$4.5 million gross verdict in favor of signal worker diagnosed with lung cancer
The plaintiff was a signal worker for Conrail and its predecessors for nearly 40 years and was diagnosed with lung cancer shortly after his retirement. Throughout his career, he was routinely exposed to asbestos, silica dust, and diesel exhaust through his work repairing and maintaining railroad signals and relays located alongside the tracks. This job required him to drill holes in asbestos-containing transite signal boards located inside the signal cases which exposed him to significant asbestos dust on a regular basis. His job also often put him near diesel-powered railroad track equipment, including ballast regulators and sweepers, which often stirred up silica-containing ballast dust.

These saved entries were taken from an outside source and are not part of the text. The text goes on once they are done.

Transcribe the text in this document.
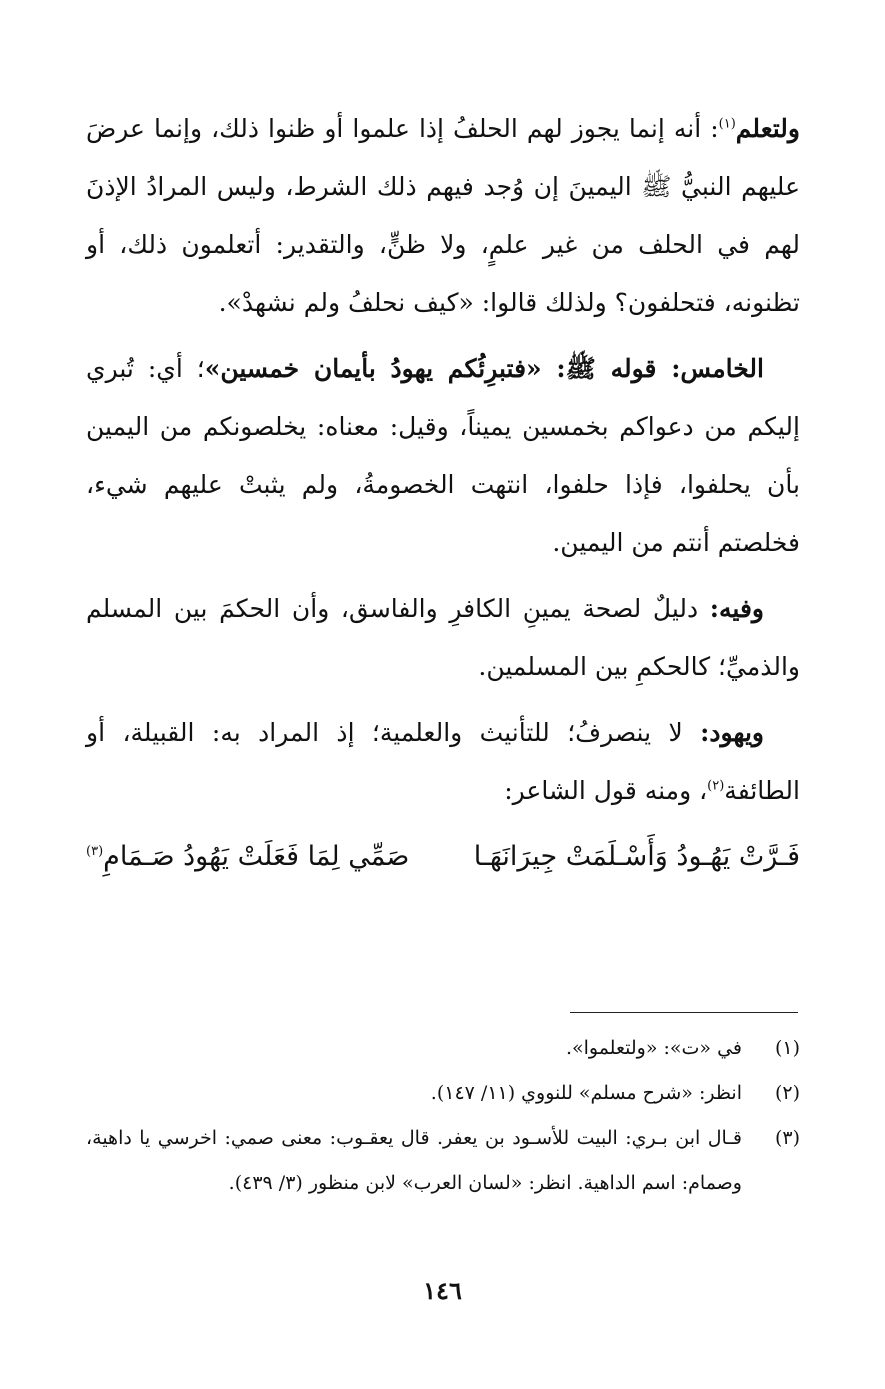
ولتعلم$^{(١)}$: أنه إنما يجوز لهم الحلفُ إذا علموا أو ظنوا ذلك، وإنما عرضَ عليهم النبيُّ ﷺ اليمينَ إن وُجد فيهم ذلك الشرط، وليس المرادُ الإذنَ لهم في الحلف من غير علمٍ، ولا ظنٍّ، والتقدير: أتعلمون ذلك، أو تظنونه، فتحلفون؟ ولذلك قالوا: «كيف نحلفُ ولم نشهدْ».

الخامس: قوله ﷺ: «فتبرِئُكم يهودُ بأيمان خمسين»؛ أي: تُبري إليكم من دعواكم بخمسين يميناً، وقيل: معناه: يخلصونكم من اليمين بأن يحلفوا، فإذا حلفوا، انتهت الخصومةُ، ولم يثبتْ عليهم شيء، فخلصتم أنتم من اليمين.

وفيه: دليلٌ لصحة يمينِ الكافرِ والفاسق، وأن الحكمَ بين المسلم والذميِّ؛ كالحكمِ بين المسلمين.

ويهود: لا ينصرفُ؛ للتأنيث والعلمية؛ إذ المراد به: القبيلة، أو الطائفة$^{(٢)}$، ومنه قول الشاعر:

فَـرَّتْ يَهُـودُ وَأَسْـلَمَتْ جِيرَانَهَـا
صَمِّي لِمَا فَعَلَتْ يَهُودُ صَـمَامِ$^{(٣)}$
(١)
في «ت»: «ولتعلموا».
(٢)
انظر: «شرح مسلم» للنووي (١١/ ١٤٧).
(٣)
قـال ابن بـري: البيت للأسـود بن يعفر. قال يعقـوب: معنى صمي: اخرسي يا داهية، وصمام: اسم الداهية. انظر: «لسان العرب» لابن منظور (٣/ ٤٣٩).
١٤٦
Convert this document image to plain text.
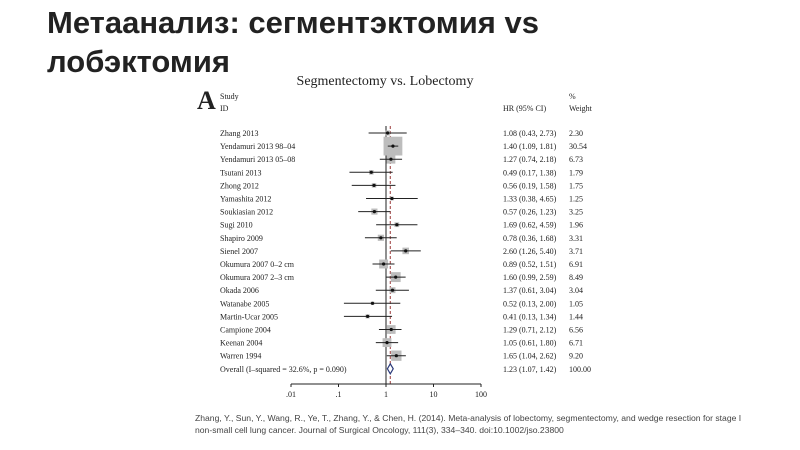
Метаанализ: сегментэктомия vs
лобэктомия
A
Segmentectomy vs. Lobectomy
Study
ID	HR (95% CI)
%
Weight
Zhang 2013	1.08 (0.43, 2.73) 2.30
Yendamuri 2013 98–04	1.40 (1.09, 1.81) 30.54
Yendamuri 2013 05–08	1.27 (0.74, 2.18) 6.73
Tsutani 2013	0.49 (0.17, 1.38) 1.79
Zhong 2012	0.56 (0.19, 1.58) 1.75
Yamashita 2012	1.33 (0.38, 4.65) 1.25
Soukiasian 2012	0.57 (0.26, 1.23) 3.25
Sugi 2010	1.69 (0.62, 4.59) 1.96
Shapiro 2009	0.78 (0.36, 1.68) 3.31
Sienel 2007	2.60 (1.26, 5.40) 3.71
Okumura 2007 0–2 cm	0.89 (0.52, 1.51) 6.91
Okumura 2007 2–3 cm	1.60 (0.99, 2.59) 8.49
Okada 2006	1.37 (0.61, 3.04) 3.04
Watanabe 2005	0.52 (0.13, 2.00) 1.05
Martin-Ucar 2005	0.41 (0.13, 1.34) 1.44
Campione 2004	1.29 (0.71, 2.12) 6.56
Keenan 2004	1.05 (0.61, 1.80) 6.71
Warren 1994	1.65 (1.04, 2.62) 9.20
Overall (I–squared = 32.6%, p = 0.090)	1.23 (1.07, 1.42) 100.00
.01	.1	1	10	100
Zhang, Y., Sun, Y., Wang, R., Ye, T., Zhang, Y., & Chen, H. (2014). Meta-analysis of lobectomy, segmentectomy, and wedge resection for stage I non-small cell lung cancer. Journal of Surgical Oncology, 111(3), 334–340. doi:10.1002/jso.23800
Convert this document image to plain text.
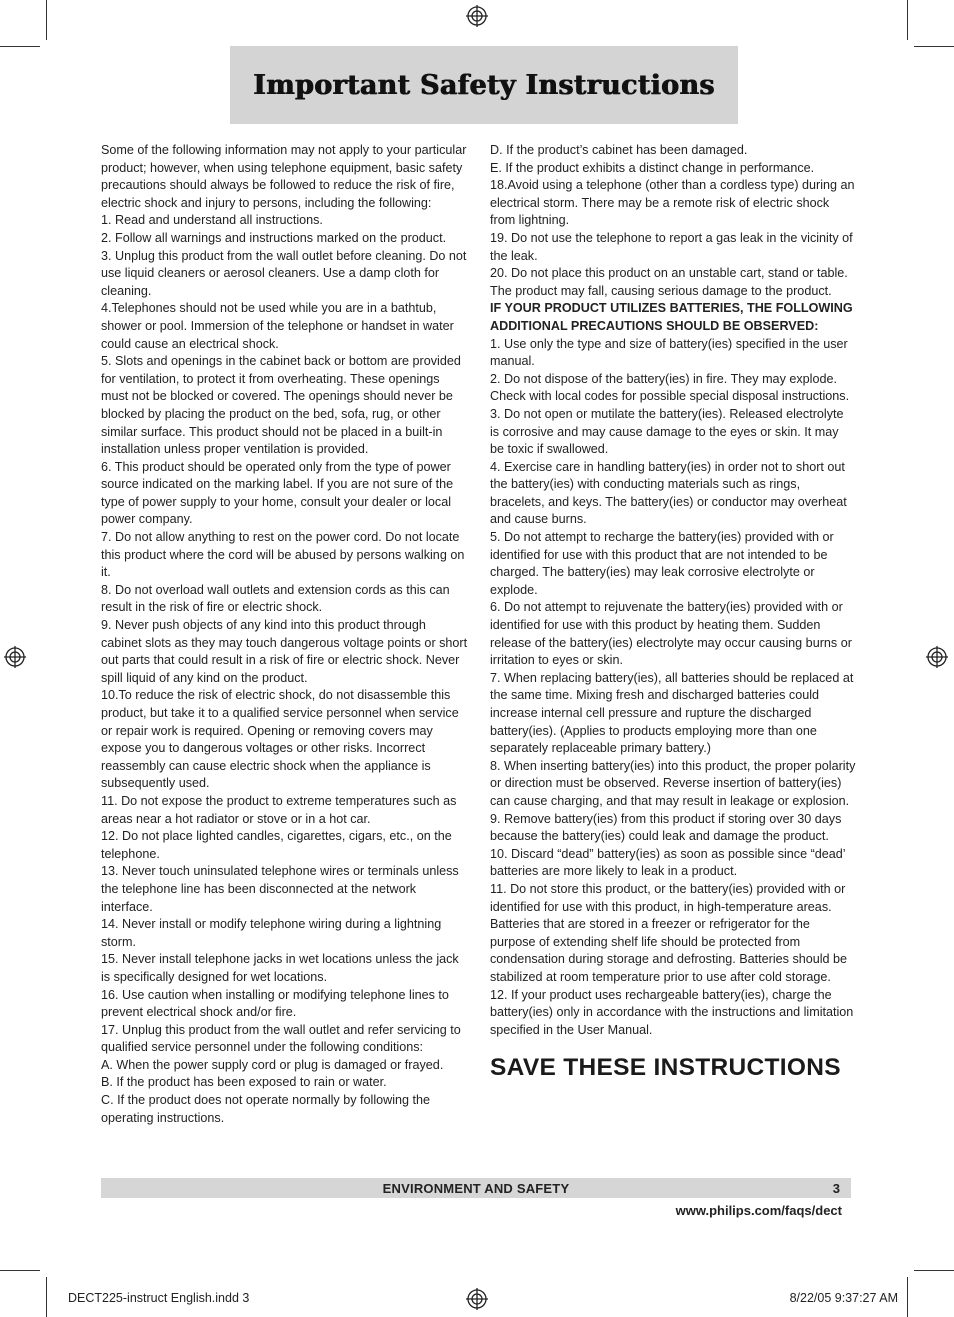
Important Safety Instructions

Some of the following information may not apply to your particular product; however, when using telephone equipment, basic safety precautions should always be followed to reduce the risk of fire, electric shock and injury to persons, including the following:

1. Read and understand all instructions.

2. Follow all warnings and instructions marked on the product.

3. Unplug this product from the wall outlet before cleaning. Do not use liquid cleaners or aerosol cleaners. Use a damp cloth for cleaning.

4.Telephones should not be used while you are in a bathtub, shower or pool. Immersion of the telephone or handset in water could cause an electrical shock.

5. Slots and openings in the cabinet back or bottom are provided for ventilation, to protect it from overheating. These openings must not be blocked or covered. The openings should never be blocked by placing the product on the bed, sofa, rug, or other similar surface. This product should not be placed in a built-in installation unless proper ventilation is provided.

6. This product should be operated only from the type of power source indicated on the marking label. If you are not sure of the type of power supply to your home, consult your dealer or local power company.

7. Do not allow anything to rest on the power cord. Do not locate this product where the cord will be abused by persons walking on it.

8. Do not overload wall outlets and extension cords as this can result in the risk of fire or electric shock.

9. Never push objects of any kind into this product through cabinet slots as they may touch dangerous voltage points or short out parts that could result in a risk of fire or electric shock. Never spill liquid of any kind on the product.

10.To reduce the risk of electric shock, do not disassemble this product, but take it to a qualified service personnel when service or repair work is required. Opening or removing covers may expose you to dangerous voltages or other risks. Incorrect reassembly can cause electric shock when the appliance is subsequently used.

11. Do not expose the product to extreme temperatures such as areas near a hot radiator or stove or in a hot car.

12. Do not place lighted candles, cigarettes, cigars, etc., on the telephone.

13. Never touch uninsulated telephone wires or terminals unless the telephone line has been disconnected at the network interface.

14. Never install or modify telephone wiring during a lightning storm.

15. Never install telephone jacks in wet locations unless the jack is specifically designed for wet locations.

16. Use caution when installing or modifying telephone lines to prevent electrical shock and/or fire.

17. Unplug this product from the wall outlet and refer servicing to qualified service personnel under the following conditions:

A. When the power supply cord or plug is damaged or frayed.

B. If the product has been exposed to rain or water.

C. If the product does not operate normally by following the operating instructions.

D. If the product’s cabinet has been damaged.

E. If the product exhibits a distinct change in performance.

18.Avoid using a telephone (other than a cordless type) during an electrical storm. There may be a remote risk of electric shock from lightning.

19. Do not use the telephone to report a gas leak in the vicinity of the leak.

20. Do not place this product on an unstable cart, stand or table.

The product may fall, causing serious damage to the product.

IF YOUR PRODUCT UTILIZES BATTERIES, THE FOLLOWING ADDITIONAL PRECAUTIONS SHOULD BE OBSERVED:

1. Use only the type and size of battery(ies) specified in the user manual.

2. Do not dispose of the battery(ies) in fire. They may explode. Check with local codes for possible special disposal instructions.

3. Do not open or mutilate the battery(ies). Released electrolyte is corrosive and may cause damage to the eyes or skin. It may be toxic if swallowed.

4. Exercise care in handling battery(ies) in order not to short out the battery(ies) with conducting materials such as rings, bracelets, and keys. The battery(ies) or conductor may overheat and cause burns.

5. Do not attempt to recharge the battery(ies) provided with or identified for use with this product that are not intended to be charged. The battery(ies) may leak corrosive electrolyte or explode.

6. Do not attempt to rejuvenate the battery(ies) provided with or identified for use with this product by heating them. Sudden release of the battery(ies) electrolyte may occur causing burns or irritation to eyes or skin.

7. When replacing battery(ies), all batteries should be replaced at the same time. Mixing fresh and discharged batteries could increase internal cell pressure and rupture the discharged battery(ies). (Applies to products employing more than one separately replaceable primary battery.)

8. When inserting battery(ies) into this product, the proper polarity or direction must be observed. Reverse insertion of battery(ies) can cause charging, and that may result in leakage or explosion.

9. Remove battery(ies) from this product if storing over 30 days because the battery(ies) could leak and damage the product.

10. Discard “dead” battery(ies) as soon as possible since “dead’ batteries are more likely to leak in a product.

11. Do not store this product, or the battery(ies) provided with or identified for use with this product, in high-temperature areas.

Batteries that are stored in a freezer or refrigerator for the purpose of extending shelf life should be protected from condensation during storage and defrosting. Batteries should be stabilized at room temperature prior to use after cold storage.

12. If your product uses rechargeable battery(ies), charge the battery(ies) only in accordance with the instructions and limitation specified in the User Manual.

SAVE THESE INSTRUCTIONS

ENVIRONMENT AND SAFETY	3
www.philips.com/faqs/dect
DECT225-instruct English.indd 3	8/22/05 9:37:27 AM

Although the plaintiff was a two-pack-a-day smoker for over forty years, the attorneys at Doran & Murphy successfully argued that the railroad violated the Federal Employers Liability Act by exposing him to these dangerous substances without proper breathing protection or warnings.
The jury returned a verdict in favor of the plaintiff and concluded that both the railroad workplace exposures and cigarette smoking contributed to his cancer. The jury awarded the rail worker a total verdict of $4,508,488.40, but found that he was 40% contributorily negligent for his prior history of smoking cigarettes, reducing the award to $2,705,093.04.